Although 86 per cent of survey respondents had a crisis plan in place and 60 per cent carried out training at least once a year, 45 per cent of businesses had not involved their chief executive in training.
This was seen as part of a wider problem, with 46 per cent of respondents identifying ‘lack of senior management buy-in and support’ as the biggest challenge of effectively preparing their organisation for crises.
The findings were part of the Crisis Management Insights Survey of 170 large companies across 27 countries carried out by consultancies Regester Larkin and Steelhenge.
The survey also found that organisations failed to identify lessons and learn from experiences.
Only 40 per cent of companies that had responded to crises in the past year said that they reviewed crisis plans after an incident and 13 per cent said they reviewed plans after a ‘near miss’.

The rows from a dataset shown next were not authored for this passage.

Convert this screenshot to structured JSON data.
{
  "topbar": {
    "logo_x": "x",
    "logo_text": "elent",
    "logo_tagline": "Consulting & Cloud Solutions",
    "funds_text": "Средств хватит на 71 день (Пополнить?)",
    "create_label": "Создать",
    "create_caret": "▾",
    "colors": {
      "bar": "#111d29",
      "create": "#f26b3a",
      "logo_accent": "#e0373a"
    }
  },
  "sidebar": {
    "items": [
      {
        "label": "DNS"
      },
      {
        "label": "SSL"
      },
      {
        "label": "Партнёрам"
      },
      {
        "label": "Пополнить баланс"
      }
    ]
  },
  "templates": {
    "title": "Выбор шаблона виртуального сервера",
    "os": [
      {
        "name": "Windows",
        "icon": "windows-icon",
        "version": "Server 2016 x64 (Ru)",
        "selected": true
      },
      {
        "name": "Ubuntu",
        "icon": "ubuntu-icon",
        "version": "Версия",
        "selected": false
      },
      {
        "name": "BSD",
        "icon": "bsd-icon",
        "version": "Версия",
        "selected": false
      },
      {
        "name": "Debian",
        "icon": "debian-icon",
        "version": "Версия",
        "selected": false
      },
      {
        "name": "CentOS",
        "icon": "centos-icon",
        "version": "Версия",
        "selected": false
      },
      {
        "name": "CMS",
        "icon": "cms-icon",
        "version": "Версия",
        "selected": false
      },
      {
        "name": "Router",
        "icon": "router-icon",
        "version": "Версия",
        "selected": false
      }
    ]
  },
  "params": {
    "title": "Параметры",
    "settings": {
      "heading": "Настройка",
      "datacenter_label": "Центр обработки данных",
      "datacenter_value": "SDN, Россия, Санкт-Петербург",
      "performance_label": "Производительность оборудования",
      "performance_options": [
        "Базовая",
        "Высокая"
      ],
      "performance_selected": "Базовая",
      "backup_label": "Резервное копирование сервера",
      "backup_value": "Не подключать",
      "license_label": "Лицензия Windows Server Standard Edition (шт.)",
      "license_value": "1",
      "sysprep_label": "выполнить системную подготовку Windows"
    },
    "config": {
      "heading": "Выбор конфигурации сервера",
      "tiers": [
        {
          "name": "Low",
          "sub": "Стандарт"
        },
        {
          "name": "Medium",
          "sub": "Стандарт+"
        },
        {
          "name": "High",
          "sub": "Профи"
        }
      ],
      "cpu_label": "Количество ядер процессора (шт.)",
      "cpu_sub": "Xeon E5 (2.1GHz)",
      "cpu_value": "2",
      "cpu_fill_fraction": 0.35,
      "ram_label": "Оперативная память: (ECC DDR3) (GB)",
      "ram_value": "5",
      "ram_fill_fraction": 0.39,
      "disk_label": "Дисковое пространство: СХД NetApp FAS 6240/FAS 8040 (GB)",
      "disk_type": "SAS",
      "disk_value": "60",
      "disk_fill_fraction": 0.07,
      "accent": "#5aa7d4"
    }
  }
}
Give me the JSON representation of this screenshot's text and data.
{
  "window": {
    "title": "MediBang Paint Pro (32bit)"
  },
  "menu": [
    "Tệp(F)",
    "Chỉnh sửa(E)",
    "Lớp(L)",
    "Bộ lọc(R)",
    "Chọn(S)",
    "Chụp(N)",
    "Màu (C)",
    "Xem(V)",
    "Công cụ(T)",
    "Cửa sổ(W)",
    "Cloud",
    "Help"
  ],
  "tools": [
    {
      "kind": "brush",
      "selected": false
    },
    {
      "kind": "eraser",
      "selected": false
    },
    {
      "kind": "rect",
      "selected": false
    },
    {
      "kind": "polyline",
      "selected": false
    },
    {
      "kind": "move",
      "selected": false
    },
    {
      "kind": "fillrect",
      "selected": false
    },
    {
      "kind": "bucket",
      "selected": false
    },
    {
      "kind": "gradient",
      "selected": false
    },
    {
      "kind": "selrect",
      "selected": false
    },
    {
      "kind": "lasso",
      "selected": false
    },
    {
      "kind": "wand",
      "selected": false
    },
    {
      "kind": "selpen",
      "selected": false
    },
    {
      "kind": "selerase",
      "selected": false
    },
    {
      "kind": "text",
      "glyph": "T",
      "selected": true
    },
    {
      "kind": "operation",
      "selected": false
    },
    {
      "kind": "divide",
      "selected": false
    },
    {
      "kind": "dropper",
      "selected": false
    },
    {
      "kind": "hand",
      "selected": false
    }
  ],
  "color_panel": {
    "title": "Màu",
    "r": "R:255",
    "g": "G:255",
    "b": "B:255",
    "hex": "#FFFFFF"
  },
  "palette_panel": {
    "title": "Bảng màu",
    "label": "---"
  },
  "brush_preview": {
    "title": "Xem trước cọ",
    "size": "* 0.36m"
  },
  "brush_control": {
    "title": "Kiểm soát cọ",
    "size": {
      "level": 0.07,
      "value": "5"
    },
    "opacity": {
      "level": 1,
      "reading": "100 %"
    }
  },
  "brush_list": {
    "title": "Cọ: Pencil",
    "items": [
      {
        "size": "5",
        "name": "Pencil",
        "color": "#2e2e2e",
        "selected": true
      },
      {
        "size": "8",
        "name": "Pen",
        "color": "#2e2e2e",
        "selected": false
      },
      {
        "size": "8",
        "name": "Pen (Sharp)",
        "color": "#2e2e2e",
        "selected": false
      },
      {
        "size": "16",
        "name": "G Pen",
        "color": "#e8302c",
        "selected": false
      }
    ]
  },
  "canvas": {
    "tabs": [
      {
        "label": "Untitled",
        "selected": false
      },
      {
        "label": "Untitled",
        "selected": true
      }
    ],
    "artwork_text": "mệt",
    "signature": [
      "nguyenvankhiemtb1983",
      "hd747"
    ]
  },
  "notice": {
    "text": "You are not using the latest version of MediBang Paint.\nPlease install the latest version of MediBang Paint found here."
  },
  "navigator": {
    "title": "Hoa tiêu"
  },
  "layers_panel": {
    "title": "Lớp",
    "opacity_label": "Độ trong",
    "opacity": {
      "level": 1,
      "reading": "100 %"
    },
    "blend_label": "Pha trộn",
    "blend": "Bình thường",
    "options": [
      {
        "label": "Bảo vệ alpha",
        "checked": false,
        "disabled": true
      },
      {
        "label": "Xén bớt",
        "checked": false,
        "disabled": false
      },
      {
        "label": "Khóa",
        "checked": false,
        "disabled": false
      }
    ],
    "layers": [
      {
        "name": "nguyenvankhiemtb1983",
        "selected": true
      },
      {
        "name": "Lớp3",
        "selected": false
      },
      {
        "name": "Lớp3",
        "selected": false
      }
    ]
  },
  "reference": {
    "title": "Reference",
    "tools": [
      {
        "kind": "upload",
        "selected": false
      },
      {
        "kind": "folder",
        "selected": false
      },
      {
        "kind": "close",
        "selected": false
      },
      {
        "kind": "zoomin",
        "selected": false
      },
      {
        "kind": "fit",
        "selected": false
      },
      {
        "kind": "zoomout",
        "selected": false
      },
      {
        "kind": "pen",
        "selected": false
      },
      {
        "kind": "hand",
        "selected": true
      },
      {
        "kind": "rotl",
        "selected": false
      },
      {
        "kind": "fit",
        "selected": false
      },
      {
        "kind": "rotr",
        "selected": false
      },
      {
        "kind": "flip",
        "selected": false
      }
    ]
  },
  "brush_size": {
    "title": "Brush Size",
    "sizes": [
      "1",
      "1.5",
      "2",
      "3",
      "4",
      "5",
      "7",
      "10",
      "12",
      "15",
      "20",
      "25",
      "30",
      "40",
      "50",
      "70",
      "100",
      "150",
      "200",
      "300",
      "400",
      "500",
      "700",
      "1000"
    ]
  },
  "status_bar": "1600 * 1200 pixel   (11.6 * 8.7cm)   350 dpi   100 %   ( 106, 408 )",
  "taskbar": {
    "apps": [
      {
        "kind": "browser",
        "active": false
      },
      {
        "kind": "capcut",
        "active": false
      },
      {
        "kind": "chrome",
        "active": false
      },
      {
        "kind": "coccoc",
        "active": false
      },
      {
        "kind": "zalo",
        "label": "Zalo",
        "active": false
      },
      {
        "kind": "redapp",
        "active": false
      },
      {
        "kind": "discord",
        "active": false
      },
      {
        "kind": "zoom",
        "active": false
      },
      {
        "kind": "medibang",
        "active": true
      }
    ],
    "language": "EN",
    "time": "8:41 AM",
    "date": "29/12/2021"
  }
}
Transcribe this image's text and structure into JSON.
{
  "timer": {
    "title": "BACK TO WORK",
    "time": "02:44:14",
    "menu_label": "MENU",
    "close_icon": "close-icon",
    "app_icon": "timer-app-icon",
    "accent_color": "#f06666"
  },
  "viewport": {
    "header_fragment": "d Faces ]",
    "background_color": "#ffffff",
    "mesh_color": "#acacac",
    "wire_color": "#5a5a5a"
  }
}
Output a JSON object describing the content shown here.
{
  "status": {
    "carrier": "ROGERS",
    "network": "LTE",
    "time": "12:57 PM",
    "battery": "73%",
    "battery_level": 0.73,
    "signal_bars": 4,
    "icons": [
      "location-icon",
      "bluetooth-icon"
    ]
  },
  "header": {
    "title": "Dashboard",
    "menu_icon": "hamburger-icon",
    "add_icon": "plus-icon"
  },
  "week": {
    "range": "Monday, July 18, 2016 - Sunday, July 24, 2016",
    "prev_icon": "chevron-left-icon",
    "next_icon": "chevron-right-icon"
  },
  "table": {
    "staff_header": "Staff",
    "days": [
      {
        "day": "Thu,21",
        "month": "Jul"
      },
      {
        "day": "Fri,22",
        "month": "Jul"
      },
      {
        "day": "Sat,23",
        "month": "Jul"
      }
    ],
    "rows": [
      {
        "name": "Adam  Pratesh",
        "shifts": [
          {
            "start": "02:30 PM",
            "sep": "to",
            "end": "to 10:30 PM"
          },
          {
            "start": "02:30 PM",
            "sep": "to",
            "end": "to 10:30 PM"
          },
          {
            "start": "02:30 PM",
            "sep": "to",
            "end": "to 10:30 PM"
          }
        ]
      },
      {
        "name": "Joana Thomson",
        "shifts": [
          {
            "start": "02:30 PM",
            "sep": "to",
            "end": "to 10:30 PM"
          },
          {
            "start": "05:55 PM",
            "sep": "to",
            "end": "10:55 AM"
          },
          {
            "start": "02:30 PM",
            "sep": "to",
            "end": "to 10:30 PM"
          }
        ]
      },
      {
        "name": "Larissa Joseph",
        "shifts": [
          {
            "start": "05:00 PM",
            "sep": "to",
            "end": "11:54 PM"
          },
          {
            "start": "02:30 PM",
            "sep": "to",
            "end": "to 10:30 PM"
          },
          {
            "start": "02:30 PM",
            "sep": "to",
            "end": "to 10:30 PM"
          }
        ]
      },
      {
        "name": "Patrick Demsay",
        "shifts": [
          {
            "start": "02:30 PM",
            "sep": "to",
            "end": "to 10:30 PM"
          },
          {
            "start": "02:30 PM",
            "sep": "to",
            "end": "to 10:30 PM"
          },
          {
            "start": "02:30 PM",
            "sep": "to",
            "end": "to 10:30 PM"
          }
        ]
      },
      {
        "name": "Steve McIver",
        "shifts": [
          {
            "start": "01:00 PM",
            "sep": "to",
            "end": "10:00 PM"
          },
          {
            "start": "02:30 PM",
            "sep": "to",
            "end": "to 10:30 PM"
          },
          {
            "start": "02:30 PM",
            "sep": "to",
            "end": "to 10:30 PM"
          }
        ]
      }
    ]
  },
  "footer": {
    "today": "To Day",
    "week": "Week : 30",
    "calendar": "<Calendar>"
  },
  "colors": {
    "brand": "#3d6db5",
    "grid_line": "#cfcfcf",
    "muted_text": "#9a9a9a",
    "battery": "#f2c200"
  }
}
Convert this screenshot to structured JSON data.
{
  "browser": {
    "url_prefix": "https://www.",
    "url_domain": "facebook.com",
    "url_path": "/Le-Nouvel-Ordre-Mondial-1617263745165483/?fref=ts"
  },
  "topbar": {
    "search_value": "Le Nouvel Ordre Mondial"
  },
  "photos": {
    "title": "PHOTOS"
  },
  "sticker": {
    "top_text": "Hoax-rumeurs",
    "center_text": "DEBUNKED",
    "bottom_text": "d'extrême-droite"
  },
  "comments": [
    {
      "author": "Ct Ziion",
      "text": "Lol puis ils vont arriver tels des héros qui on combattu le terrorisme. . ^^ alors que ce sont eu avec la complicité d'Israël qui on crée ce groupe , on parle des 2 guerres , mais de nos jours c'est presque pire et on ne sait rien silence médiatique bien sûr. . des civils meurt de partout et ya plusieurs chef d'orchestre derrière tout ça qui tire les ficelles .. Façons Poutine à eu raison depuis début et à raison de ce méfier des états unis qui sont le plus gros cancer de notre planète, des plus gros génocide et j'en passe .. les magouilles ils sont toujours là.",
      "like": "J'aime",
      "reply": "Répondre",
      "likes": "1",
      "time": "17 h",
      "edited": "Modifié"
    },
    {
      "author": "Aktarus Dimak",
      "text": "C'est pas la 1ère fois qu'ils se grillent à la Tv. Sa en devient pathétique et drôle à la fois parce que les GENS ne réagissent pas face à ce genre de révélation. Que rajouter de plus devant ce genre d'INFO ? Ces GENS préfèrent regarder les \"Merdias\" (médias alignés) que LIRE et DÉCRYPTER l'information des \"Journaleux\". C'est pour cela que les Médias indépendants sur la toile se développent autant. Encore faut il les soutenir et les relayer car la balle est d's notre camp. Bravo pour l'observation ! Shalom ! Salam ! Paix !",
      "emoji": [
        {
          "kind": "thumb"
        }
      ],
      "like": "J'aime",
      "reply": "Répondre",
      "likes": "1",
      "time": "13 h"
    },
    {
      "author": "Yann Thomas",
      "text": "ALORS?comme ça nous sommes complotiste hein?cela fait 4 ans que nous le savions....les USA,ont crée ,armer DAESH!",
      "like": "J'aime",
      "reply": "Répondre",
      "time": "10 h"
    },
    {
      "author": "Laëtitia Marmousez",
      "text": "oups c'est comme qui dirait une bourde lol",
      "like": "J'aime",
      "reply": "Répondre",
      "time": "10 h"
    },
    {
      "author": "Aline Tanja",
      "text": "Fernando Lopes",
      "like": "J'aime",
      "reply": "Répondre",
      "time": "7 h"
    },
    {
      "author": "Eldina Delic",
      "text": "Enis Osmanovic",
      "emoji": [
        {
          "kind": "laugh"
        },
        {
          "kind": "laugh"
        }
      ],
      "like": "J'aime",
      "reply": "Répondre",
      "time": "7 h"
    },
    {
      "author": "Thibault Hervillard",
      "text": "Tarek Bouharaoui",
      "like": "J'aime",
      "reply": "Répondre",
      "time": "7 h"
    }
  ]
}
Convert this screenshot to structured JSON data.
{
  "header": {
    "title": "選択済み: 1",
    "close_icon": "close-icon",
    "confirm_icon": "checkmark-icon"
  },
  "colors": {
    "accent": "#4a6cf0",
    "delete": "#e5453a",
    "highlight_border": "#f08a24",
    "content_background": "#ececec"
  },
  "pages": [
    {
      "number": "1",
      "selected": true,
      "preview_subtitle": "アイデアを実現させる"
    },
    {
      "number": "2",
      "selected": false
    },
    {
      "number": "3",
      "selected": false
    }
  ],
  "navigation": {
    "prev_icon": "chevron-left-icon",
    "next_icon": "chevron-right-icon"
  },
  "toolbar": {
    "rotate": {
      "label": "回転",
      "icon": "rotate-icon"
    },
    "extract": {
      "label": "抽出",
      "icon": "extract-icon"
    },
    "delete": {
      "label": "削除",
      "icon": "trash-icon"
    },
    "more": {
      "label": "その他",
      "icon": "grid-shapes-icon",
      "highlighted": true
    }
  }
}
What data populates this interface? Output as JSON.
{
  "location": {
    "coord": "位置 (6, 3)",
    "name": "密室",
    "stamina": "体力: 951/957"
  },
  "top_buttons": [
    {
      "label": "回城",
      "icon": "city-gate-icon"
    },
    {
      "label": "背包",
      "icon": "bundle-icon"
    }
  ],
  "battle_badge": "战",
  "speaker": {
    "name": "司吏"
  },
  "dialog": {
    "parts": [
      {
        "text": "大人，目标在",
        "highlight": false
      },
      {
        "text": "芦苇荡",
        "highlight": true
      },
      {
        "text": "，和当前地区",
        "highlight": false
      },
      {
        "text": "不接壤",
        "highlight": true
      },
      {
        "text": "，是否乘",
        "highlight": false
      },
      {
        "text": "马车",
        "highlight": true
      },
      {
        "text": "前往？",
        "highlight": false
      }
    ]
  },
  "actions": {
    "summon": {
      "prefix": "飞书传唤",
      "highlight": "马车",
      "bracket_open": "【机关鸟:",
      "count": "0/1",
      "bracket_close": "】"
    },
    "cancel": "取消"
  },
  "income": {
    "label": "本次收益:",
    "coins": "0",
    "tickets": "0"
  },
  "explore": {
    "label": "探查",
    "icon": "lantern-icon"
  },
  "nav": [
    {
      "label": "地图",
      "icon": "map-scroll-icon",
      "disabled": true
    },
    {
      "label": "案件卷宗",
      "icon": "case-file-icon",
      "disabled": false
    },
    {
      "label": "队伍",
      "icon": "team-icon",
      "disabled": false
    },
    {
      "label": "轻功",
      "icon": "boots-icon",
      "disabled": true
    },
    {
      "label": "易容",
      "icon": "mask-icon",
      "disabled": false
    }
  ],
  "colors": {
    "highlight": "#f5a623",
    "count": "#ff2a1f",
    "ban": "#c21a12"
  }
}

Dominic Cockram, Steelhenge managing director and Regester Larkin director, said: "If leaders are not fully brought into crisis preparedness, any good work put into crisis structure, process and capability building will be critically undermined. There is little point attempting to be ‘crisis ready’ when the core individuals responsible for managing a crisis will not know what to do.
"There may be many reasons why chief executives aren’t able to attend crisis exercises but if you ask any business leader who has had to manage the response to a real crisis, major incident or issue, they will tell you it was time well spent."